Ik zat eens naast hem en vernam zijn kreunen.
Want vogels stortten, in een dichte zwerm,
Duizenden en tienduizenden tezaam
Naar 't schoone licht. Hun koppen sloegen 't glas
Van de lantaarn, hun fladd'rend wiekgetril
Bewoog onmachtig bij hun val. Zij maakten
't Verlangen hem bewust, het lessching-looze.
Wat baatte hem de trots dat in zijn kamers
De koele weldaad van de donkere aarde
Verzaamd werd en verzonden, als daarginder
Een schepsel was als hij, dat straalde en blonk.
Toch kwam zijn vrede. Ik weet hoe op een keer -
De nacht was wolkig, maar het seinlicht vlamde
Gedurig, en ik hoorde een klank als gulpen
Binnen mijn toren - woorden mij verrasten,
Alsof een paar zich achter dat gebouw
Had neergezet en de een tot de andre sprak:
‘Mijn lief, ik heb u lief; ik heb uw schoonheid
Zóó lief dat ik vergaan wou in haar licht.

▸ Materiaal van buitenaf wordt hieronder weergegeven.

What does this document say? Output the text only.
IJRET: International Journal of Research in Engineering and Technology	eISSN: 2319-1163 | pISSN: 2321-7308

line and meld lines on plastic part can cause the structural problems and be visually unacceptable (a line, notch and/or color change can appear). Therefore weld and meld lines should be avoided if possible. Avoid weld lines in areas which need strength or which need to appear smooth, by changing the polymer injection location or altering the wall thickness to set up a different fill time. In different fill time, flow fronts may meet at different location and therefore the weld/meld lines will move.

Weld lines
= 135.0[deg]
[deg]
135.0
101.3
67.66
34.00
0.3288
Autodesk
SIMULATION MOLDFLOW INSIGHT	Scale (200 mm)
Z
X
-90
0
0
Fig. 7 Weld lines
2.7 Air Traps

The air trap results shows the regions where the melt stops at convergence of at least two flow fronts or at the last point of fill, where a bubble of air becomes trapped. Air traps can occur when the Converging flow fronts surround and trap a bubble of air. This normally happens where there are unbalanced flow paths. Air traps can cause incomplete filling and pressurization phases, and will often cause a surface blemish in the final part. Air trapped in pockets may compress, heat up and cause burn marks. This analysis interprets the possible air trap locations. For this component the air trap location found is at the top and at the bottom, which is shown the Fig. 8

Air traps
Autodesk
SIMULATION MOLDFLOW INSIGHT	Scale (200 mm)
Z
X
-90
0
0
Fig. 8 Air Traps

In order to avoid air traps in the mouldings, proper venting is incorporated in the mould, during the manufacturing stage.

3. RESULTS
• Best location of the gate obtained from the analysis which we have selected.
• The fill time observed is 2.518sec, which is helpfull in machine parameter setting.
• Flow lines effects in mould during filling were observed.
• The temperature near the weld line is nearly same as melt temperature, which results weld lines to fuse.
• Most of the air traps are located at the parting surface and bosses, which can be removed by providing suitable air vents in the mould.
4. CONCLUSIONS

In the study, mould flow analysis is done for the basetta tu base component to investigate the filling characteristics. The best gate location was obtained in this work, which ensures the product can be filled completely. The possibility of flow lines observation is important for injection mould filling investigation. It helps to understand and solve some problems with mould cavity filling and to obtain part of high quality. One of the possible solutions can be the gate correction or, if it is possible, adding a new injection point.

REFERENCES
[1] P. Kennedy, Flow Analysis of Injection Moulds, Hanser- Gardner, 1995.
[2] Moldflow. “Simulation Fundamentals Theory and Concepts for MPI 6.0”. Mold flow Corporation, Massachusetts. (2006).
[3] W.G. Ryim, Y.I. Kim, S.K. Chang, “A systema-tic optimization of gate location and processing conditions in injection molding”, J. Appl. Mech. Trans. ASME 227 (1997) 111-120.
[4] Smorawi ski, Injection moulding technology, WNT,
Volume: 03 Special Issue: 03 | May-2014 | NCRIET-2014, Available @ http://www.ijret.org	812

Zij zal altijd mijn baak zijn, mijn verlangen
Zal altoos op de wiek zijn, u omzwermen,
| |
| |
Niet van u laten. Maar ik heb mijn werk.
Ik heb dit eene groote werk, dat nooit
Gedaan wordt door een ander, waar de Maker,
De uwe en de mijne, mij voor heeft gemaakt,
Waar hij mij rekenschap van vraagt, wanneer
Mijn tijd voorbij is. Dat hij zulk een licht
Als u gemaakt heeft, dat was zeker niet,
Hoe schoon ge ook zijt, opdat ik door begeerte
Ernaar mijn werk verzuimen zou, veel eerder
Opdat ik denkend dat hij dit kon doen,
Mij èn u maken, mij met dubble krachten
Werpen zou op het mijne, ziend naar u,
Terwijl gij 't uwe doet. Vaarwel, mijn lief.’
Er was in 't staan van die gedegen wanden
Een vrede die ik goed begreep. Ik hoorde
Luider het storten van het donkre water;
Terwijl het scheen of schooner 't bloeiend schijnsel
Zijn stralen-waaier uitwierp over zee.